Unos científicos han encontrado nuevas pistas que ayudan a explicar lo que sucede en los sistemas inmunitarios de las personas con lupus, una información que esperan que conduzca a nuevas terapias o ayude a orientar las opciones actuales de tratamiento.

El lupus tiene varias formas, pero la más común es el lupus eritematoso sistémico (LES). En el LES, el sistema inmunitario produce por error anticuerpos contra los tejidos del propio organismo. El ataque puede tener efectos generalizados, dañando la piel, las articulaciones, el corazón, los pulmones, los riñones y el cerebro.

La enfermedad ataca sobre todo a las mujeres, por lo general a partir de los 20 o los 30, según la fundación.

En el nuevo estudio, los investigadores hallaron evidencias de que en las personas con lupus, algunas de las “células B” del sistema inmunitario maduran de manera incorrecta, de forma que fomentan la inflamación en lugar de combatirla.

Los hallazgos, publicados en la edición de marzo de la revista Immunity, podrían ayudar en el desarrollo de nuevas terapias para el lupus, apuntó la investigadora principal, Claudia Mauri, profesora de inmunología del Colegio Universitario de Londres, en Reino Unido.

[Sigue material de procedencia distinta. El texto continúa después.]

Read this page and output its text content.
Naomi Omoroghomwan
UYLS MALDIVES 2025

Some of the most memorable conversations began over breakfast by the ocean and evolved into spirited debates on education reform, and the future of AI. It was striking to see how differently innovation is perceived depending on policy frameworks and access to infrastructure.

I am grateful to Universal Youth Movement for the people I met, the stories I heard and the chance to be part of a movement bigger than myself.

Se trata de una función crítica, dado que un exceso de interferón alfa conduce a demasiadas células B que producen anticuerpos, dijeron los autores del estudio. Los anticuerpos son soldados necesarios en la lucha del organismo contra la infección, pero en el lupus algunos de esos anticuerpos atacan al mismo cuerpo.

“Seguiremos trabajando para desarrollar nuevas estrategias [de tratamiento] que aprovechen a las células B antiinflamatorias en los pacientes de LES”, aseguró Mauri.

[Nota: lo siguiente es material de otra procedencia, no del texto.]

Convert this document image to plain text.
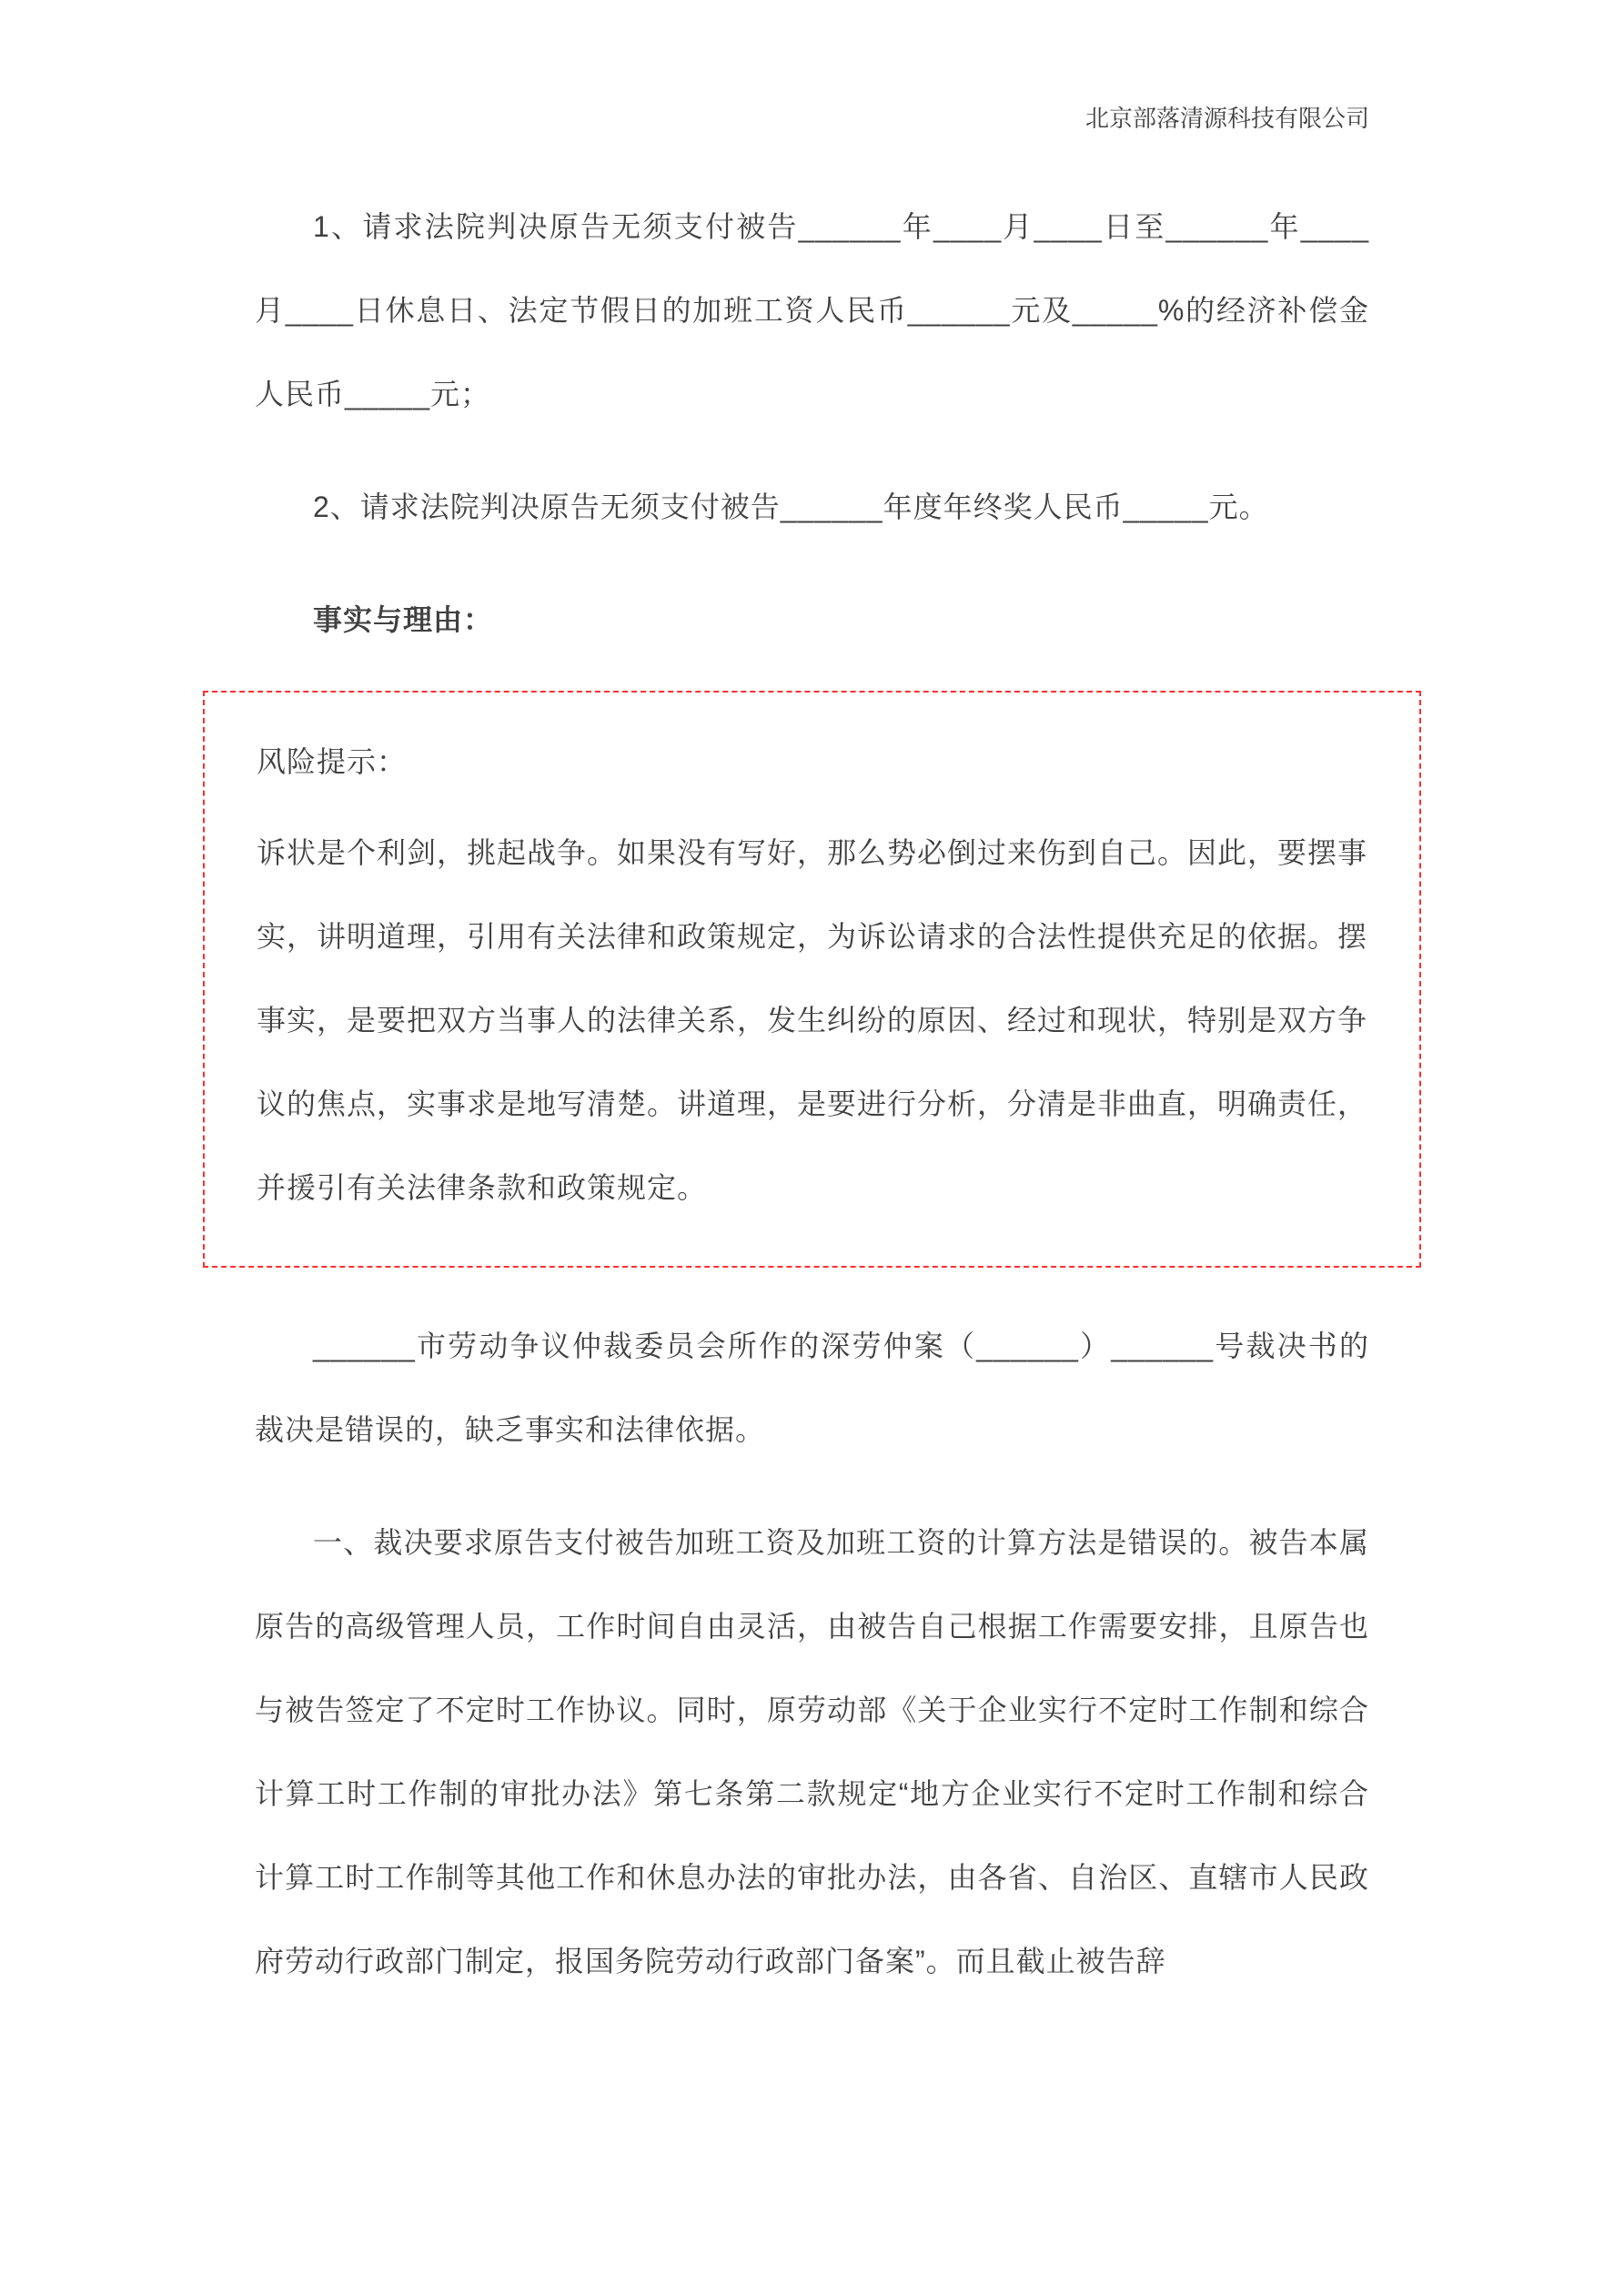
北京部落清源科技有限公司

1、请求法院判决原告无须支付被告______年____月____日至______年____月____日休息日、法定节假日的加班工资人民币______元及_____%的经济补偿金人民币_____元；

2、请求法院判决原告无须支付被告______年度年终奖人民币_____元。

事实与理由：

风险提示：

诉状是个利剑，挑起战争。如果没有写好，那么势必倒过来伤到自己。因此，要摆事实，讲明道理，引用有关法律和政策规定，为诉讼请求的合法性提供充足的依据。摆事实，是要把双方当事人的法律关系，发生纠纷的原因、经过和现状，特别是双方争议的焦点，实事求是地写清楚。讲道理，是要进行分析，分清是非曲直，明确责任，并援引有关法律条款和政策规定。

______市劳动争议仲裁委员会所作的深劳仲案（______）______号裁决书的裁决是错误的，缺乏事实和法律依据。

一、裁决要求原告支付被告加班工资及加班工资的计算方法是错误的。被告本属原告的高级管理人员，工作时间自由灵活，由被告自己根据工作需要安排，且原告也与被告签定了不定时工作协议。同时，原劳动部《关于企业实行不定时工作制和综合计算工时工作制的审批办法》第七条第二款规定“地方企业实行不定时工作制和综合计算工时工作制等其他工作和休息办法的审批办法，由各省、自治区、直辖市人民政府劳动行政部门制定，报国务院劳动行政部门备案”。而且截止被告辞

Actualmente se usan varios fármacos para tratar el lupus, incluyendo supresores del sistema inmunitario como la ciclofosfamida y el tacrolimus, y antimaláricos como la hidroxicloroquina, que pueden aliviar la fatiga, el dolor articular y el sarpullido cutáneo que el lupus comúnmente provoca.

En algunos casos, los médicos prueban un medicamento llamado rituximab, un fármaco intravenoso diseñado para eliminar ciertas células B.

El rituximab está aprobado para tratar ciertos tipos de cáncer y la artritis reumatoide, otra enfermedad autoinmune.